Further edit: I have no idea why, but in my head the color palette shifts when the screen is reversed, like all the colors get 20% darker. (Perhaps I'm analogizing with A Link to the Past's "Dark World", which isn't really the same thing, but you are welcome to explain that to my subconscious at your leisure.) It doesn't seem like there's a good reason for that from a Portal point of view, but it would offer a subtle hint that you're supposed to be going the other way now.

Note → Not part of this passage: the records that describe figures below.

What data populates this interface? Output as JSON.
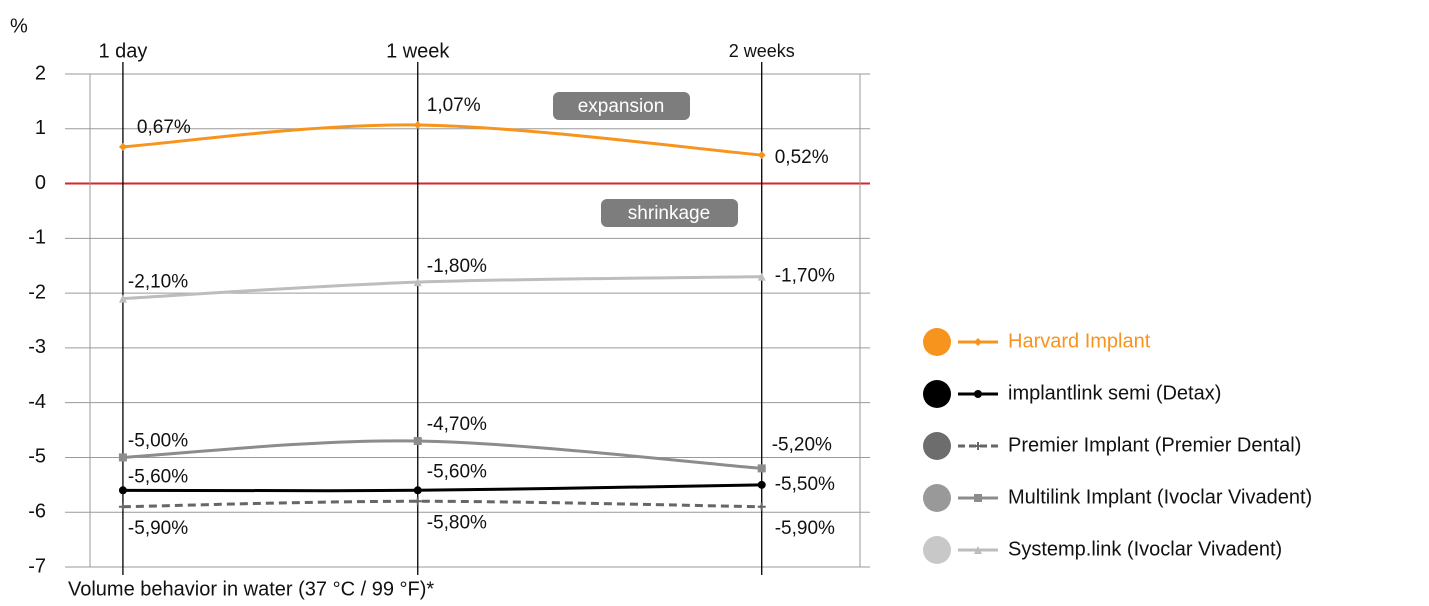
{
  "chart_data": {
    "type": "line",
    "y_axis_label": "%",
    "footnote": "Volume behavior in water (37 °C / 99 °F)*",
    "annotations": [
      "expansion",
      "shrinkage"
    ],
    "x": [
      1,
      7,
      14
    ],
    "xlim": [
      0.33,
      16
    ],
    "xticks": [
      {
        "value": 1,
        "label": "1 day"
      },
      {
        "value": 7,
        "label": "1 week"
      },
      {
        "value": 14,
        "label": "2 weeks"
      }
    ],
    "ylim": [
      -7,
      2
    ],
    "yticks": [
      -7,
      -6,
      -5,
      -4,
      -3,
      -2,
      -1,
      0,
      1,
      2
    ],
    "grid": true,
    "zero_line_color": "#d7262b",
    "legend": "right",
    "series": [
      {
        "name": "Harvard Implant",
        "color": "#f7941d",
        "marker": "diamond",
        "dash": false,
        "values": [
          0.67,
          1.07,
          0.52
        ],
        "value_labels": [
          "0,67%",
          "1,07%",
          "0,52%"
        ]
      },
      {
        "name": "implantlink semi (Detax)",
        "color": "#000000",
        "marker": "circle",
        "dash": false,
        "values": [
          -5.6,
          -5.6,
          -5.5
        ],
        "value_labels": [
          "-5,60%",
          "-5,60%",
          "-5,50%"
        ]
      },
      {
        "name": "Premier Implant (Premier Dental)",
        "color": "#666666",
        "marker": "plus",
        "dash": true,
        "values": [
          -5.9,
          -5.8,
          -5.9
        ],
        "value_labels": [
          "-5,90%",
          "-5,80%",
          "-5,90%"
        ]
      },
      {
        "name": "Multilink Implant (Ivoclar Vivadent)",
        "color": "#8c8c8c",
        "marker": "square",
        "dash": false,
        "values": [
          -5.0,
          -4.7,
          -5.2
        ],
        "value_labels": [
          "-5,00%",
          "-4,70%",
          "-5,20%"
        ]
      },
      {
        "name": "Systemp.link (Ivoclar Vivadent)",
        "color": "#bdbdbd",
        "marker": "triangle",
        "dash": false,
        "values": [
          -2.1,
          -1.8,
          -1.7
        ],
        "value_labels": [
          "-2,10%",
          "-1,80%",
          "-1,70%"
        ]
      }
    ]
  }
}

You wouldn't need to change the color palette. Freeze the gameplay and animate the world "flipping over" as a big 3D surface, like in Paper Mario. Continuity is established, problem solved.
Would you have the controls also be reversed (left becomes right and vice versa)? I'm not sure what makes most sense. Maybe you'd get used to it after a while.
What I am planning to do is make it like in games that have fixed cameras: When the camera changes, the character keeps walking into the same direction unless the player presses in another direction.
No, just the one. You step the portal and the only the world reverses. You keep holding right, and you go right-original, through the portal, then right-mirrored, but it's always right, so there's always agreement between the user's direction and the motion of Mario. It's the world that gets flipped instead of your control scheme.

The idea that Stabyourself puts forth is arguably the default answer, in the sense that it is the usual one, but while basically functional, it never ever feels right. I just got done with Catherine recently which does the same basic thing (albeit with going behind something instead of going through a portal, but it's the same reversal problem) and 18 hours into the game it still felt unnatural... and that's hardly the first time I've encountered the "keep going a certain direction while held, then completely rekajigger the interface at an arbitrary point in the future when the user recenters the controls", either, so it's felt unnatural for even longer than that. (For bonus points, play on an Atari 2600 controller that just likes to cut out for a frame or two every so often, so the effect is that the game's controls appear to simply spontaneously revert.) Flipping the world would at least be changing things up.

portal: the flash version seems to work well enough. The directions are constant, but the momentum gives you time to shift your heading as you enter/exit portals

http://portal.wecreatestuff.com/

Oddly, couldn't get that one to work; got a "Press any key to continue" that never responded.